See our: http://pvbrowser.org

We run a pvserver on a remote site as close to the I/O devices as possible. There we can do things quite quickly without the bottleneck of ethernet. Notice that ethernet isn't deterministic as opposed to token based communication. Thus you might run into problems.

In our solution we can run a closed loop control completely at the remote site. Where we only need to transmit the reference values which are not as time crtical.

The pvserver(s) can run out there all over the plant. And you surf these visualizations as you do with an ordinary webbrowser. Thus things that must be done in realtime can run locally out there and we communicate only the GUI which doesn't need to be realtime/deterministic.
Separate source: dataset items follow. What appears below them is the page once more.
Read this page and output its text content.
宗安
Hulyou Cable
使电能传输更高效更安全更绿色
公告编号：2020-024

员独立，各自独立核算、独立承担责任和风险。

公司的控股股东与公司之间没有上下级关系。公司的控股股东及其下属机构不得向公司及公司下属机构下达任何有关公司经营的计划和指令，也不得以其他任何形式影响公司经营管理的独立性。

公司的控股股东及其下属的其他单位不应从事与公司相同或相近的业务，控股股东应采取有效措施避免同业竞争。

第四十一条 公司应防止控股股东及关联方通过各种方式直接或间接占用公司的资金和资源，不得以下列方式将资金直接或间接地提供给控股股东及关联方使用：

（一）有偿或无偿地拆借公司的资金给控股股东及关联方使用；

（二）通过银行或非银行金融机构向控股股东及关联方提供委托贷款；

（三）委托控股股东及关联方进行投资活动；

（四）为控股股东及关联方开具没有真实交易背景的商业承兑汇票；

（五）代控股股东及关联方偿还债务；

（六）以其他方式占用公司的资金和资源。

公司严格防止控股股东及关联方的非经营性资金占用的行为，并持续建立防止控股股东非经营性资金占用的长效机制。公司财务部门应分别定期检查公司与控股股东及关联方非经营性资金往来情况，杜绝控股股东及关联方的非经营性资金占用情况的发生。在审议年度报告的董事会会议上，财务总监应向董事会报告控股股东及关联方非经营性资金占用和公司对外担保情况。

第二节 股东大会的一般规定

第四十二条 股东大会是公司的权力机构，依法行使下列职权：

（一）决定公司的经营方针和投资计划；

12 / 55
I invite you to evaluate http://pvbrowser.org
and for discussion at
http://tech.groups.yahoo.com/group/pvbrowser/

regards: Rainer
 
K

Ken Emmons Jr.

With a dedicated LAN talking only to slave devices there will be no parasitic network traffic and collisions would be minimal (or could be controlled by waiting for response before issuing other read/write request). If you were reading only one device there would be no chance for collisions at all.

A lot really depends on how the slave IO device(s) respond to read/write requests.